(Some similarities to Make `@overload` less verbose here, but a simpler variation, since each overload is still required to list all the parameter names, it just doesn’t have to repeat the annotations if they have no bearing on how the overload resolves. This simplification means the proposal is already valid Python syntax, and hence would only require updates to static type checkers, allowing it to be used on all currently supported Python versions, rather than being restricted to 3.14+ or 3.15+)
For a current project, I needed to overload a bunch of APIs with several optional parameters, but only one of them influenced the returned type (if it’s None
, you get Result[str]
, if it’s set you get Result[Mapping[str, Any]]
).
The overload syntax allows default values to be omitted from the overload definitions by specifying them as ...
.
It would be nice to be able to eliminate duplicated parameter annotations in the same way: param_name: ...
would mean “required parameter with the same annotation as the implementation function”, and param_name: ... = ...
would mean “optional parameter with the same annotation and default value as the implementation function”.
That way overloads would only need to spell out the parameters that actually influence the result type:
@overload
def f(relevant_param: None, required: ..., optional: ... = ...) -> Result[str]: ...
@overload
def f(relevant_param: FieldSpec, required: ..., optional: ... = ...) -> Result[Mapping[str, Any]]: ...

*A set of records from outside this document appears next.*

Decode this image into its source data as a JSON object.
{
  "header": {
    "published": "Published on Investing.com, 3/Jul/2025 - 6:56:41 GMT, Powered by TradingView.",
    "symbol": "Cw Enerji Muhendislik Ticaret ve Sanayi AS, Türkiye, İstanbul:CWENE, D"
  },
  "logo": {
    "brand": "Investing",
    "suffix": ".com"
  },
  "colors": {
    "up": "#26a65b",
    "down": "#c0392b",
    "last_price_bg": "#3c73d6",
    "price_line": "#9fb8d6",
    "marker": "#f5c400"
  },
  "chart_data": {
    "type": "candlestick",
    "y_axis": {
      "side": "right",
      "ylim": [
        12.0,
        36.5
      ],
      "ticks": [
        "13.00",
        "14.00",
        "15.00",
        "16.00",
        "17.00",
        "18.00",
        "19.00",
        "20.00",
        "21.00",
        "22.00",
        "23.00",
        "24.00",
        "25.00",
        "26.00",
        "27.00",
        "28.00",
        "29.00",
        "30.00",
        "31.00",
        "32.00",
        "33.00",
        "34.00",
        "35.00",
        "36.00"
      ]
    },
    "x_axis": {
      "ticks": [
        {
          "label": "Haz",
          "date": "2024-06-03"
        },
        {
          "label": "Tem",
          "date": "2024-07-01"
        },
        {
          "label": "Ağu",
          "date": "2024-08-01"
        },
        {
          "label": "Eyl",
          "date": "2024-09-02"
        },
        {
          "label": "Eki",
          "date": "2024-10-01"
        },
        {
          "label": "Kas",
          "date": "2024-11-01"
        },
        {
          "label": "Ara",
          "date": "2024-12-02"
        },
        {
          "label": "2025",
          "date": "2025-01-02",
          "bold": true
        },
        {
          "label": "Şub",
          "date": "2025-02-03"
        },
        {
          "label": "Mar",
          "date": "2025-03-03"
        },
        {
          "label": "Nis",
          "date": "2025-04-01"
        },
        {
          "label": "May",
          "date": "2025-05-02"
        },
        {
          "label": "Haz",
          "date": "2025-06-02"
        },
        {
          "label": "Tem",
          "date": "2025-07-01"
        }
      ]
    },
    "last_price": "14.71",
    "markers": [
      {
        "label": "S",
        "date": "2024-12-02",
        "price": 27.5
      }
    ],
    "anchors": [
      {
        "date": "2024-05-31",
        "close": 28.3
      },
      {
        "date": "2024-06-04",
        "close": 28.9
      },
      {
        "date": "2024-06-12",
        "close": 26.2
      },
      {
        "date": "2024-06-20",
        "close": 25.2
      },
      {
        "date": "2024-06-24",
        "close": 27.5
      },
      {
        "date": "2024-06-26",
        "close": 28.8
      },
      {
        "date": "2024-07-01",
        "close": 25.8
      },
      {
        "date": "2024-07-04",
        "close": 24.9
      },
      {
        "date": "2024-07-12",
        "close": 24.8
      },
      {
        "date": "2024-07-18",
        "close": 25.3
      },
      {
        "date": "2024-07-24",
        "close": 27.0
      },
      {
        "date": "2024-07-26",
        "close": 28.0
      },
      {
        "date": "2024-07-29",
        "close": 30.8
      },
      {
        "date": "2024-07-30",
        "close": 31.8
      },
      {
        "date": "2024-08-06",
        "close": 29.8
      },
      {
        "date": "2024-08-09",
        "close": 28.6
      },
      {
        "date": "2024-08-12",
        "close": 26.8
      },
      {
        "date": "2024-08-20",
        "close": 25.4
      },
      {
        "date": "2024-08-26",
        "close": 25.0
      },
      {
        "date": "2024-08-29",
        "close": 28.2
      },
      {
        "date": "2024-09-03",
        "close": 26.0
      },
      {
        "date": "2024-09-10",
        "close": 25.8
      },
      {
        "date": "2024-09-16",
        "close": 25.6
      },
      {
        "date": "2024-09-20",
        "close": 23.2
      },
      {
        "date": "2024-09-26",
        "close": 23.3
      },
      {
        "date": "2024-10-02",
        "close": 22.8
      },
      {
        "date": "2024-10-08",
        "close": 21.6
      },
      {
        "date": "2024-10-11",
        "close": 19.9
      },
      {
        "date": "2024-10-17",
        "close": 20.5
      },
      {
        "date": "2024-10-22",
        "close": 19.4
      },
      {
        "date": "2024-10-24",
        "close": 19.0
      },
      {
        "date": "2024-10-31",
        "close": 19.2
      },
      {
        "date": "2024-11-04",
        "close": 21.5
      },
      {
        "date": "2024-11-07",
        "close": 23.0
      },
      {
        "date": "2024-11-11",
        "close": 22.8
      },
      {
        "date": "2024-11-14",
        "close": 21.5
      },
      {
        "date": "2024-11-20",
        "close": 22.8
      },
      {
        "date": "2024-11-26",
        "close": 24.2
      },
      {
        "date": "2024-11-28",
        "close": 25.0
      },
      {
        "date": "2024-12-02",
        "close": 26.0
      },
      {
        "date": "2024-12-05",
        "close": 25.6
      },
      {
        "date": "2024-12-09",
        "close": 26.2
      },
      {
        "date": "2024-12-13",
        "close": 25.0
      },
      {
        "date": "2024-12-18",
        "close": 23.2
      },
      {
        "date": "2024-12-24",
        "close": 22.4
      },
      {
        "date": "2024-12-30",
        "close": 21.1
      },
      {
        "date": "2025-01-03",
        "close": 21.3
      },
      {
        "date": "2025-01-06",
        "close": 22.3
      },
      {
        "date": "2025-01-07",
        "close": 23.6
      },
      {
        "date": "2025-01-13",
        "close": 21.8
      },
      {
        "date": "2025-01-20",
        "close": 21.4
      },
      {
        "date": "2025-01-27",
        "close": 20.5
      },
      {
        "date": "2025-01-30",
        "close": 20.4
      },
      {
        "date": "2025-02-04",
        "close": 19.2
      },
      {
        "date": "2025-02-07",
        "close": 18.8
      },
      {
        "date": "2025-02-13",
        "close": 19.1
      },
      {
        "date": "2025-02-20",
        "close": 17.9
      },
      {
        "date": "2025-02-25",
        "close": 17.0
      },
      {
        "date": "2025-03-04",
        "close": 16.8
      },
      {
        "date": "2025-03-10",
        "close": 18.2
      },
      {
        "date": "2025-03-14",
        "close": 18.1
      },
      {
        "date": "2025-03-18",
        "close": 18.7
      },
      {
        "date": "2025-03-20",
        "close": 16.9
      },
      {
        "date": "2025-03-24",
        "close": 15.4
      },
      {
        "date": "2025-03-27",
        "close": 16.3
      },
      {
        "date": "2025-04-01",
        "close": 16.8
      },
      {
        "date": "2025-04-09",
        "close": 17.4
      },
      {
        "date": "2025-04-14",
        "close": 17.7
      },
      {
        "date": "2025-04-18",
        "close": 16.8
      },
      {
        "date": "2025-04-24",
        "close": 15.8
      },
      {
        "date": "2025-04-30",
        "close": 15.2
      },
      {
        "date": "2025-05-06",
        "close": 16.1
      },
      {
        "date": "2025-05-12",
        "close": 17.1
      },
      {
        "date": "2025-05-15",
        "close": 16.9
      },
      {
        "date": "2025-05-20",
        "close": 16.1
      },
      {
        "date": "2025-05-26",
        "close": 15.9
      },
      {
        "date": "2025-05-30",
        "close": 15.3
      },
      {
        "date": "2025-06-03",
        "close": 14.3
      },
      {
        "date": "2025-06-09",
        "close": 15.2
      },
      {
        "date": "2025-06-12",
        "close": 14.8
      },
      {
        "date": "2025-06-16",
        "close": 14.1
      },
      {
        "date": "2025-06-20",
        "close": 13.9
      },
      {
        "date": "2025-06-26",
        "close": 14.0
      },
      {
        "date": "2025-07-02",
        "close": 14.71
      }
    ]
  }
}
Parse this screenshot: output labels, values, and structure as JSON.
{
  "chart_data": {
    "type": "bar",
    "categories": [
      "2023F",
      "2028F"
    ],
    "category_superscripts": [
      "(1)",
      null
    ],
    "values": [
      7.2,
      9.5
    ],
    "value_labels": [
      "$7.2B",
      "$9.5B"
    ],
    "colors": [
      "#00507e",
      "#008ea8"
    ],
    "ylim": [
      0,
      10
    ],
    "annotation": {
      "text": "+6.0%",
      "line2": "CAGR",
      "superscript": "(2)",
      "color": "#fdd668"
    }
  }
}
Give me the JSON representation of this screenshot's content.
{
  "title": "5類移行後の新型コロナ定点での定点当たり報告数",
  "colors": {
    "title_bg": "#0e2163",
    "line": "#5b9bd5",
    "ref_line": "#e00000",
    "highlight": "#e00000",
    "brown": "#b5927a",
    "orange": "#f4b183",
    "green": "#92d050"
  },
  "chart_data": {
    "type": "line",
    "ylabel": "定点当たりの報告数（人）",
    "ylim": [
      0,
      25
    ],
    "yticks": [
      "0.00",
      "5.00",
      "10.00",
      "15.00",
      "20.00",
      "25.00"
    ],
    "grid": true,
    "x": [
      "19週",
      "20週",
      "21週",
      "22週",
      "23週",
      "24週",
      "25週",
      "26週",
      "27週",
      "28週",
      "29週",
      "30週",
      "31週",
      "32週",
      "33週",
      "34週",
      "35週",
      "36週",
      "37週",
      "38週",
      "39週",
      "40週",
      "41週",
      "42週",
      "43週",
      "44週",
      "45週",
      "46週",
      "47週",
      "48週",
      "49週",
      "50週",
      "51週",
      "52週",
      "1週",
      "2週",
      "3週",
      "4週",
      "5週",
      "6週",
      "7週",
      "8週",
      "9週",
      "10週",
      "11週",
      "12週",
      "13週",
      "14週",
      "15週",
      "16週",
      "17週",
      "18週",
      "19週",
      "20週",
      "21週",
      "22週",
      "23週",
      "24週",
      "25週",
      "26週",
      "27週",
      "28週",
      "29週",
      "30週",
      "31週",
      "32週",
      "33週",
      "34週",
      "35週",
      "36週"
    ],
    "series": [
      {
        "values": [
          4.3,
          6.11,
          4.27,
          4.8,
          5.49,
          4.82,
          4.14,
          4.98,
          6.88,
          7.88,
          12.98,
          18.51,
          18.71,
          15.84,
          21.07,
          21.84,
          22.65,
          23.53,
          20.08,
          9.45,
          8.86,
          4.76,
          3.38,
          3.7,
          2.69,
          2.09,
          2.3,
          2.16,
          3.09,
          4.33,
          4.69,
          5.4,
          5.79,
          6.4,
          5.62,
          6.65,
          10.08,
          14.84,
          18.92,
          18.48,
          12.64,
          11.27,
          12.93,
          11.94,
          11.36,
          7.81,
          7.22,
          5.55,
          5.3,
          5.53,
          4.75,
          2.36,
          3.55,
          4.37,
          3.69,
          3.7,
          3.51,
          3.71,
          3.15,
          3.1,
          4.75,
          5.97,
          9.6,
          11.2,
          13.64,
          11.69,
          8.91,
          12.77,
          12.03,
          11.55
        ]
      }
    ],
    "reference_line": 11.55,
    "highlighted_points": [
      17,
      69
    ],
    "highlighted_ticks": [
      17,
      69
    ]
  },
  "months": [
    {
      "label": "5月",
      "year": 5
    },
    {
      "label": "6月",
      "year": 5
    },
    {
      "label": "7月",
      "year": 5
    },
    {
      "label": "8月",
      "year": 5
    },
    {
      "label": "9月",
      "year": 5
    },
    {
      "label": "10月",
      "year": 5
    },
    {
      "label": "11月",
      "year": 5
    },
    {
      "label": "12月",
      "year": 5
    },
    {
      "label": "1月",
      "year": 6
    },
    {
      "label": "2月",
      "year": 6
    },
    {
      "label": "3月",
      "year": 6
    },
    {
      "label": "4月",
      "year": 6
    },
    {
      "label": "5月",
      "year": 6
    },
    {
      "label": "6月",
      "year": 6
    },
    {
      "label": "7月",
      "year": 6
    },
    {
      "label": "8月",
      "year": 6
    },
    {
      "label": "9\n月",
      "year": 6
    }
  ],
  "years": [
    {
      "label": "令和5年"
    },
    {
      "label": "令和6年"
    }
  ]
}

def f(relevant_param: FieldSpec|None, required: SomeType, optional: SomeOtherType|None = None) -> Result[str] | Result[Mapping[str, Any]:
...
Rather than having to repeat all the annotations, even when they don’t affect the overload resolution:
@overload
def f(relevant_param: None, required: SomeType, optional: SomeOtherType|None = ...) -> Result[str]: ...
@overload
def f(relevant_param: FieldSpec, required: SomeType, optional: SomeOtherType|None = ...) -> Result[Mapping[str, Any]]: ...
def f(relevant_param: FieldSpec|None, required: SomeType, optional: SomeOtherType|None = None) -> Result[str] | Result[Mapping[str, Any]:
...
At runtime, the overloads are overwritten by the implementation definition anyway, so there wouldn’t be any change to runtime annotations here.
Type checkers are already able to detect overload inconsistencies with each other and with the implementation functions, so presumably they’re analysing them collectively and would be able to fill in the omitted annotations from the implementation function before continuing with the rest of their work.
Edit: as per @TeamSpen210’s comment below, to support type stubs and protocols, rather than the ...
resolution coming specifically from the “implementation function”, it would instead need to come from something like the “implementation function, or the last listed overload when there is no implementation function provided”. This is a slightly narrower definition than Spencer suggested, but it aims to ensure the runtime annotations on protocol definitions aren’t allowed to contain an unresolved ellipsis (and similarly for implementation function annotations).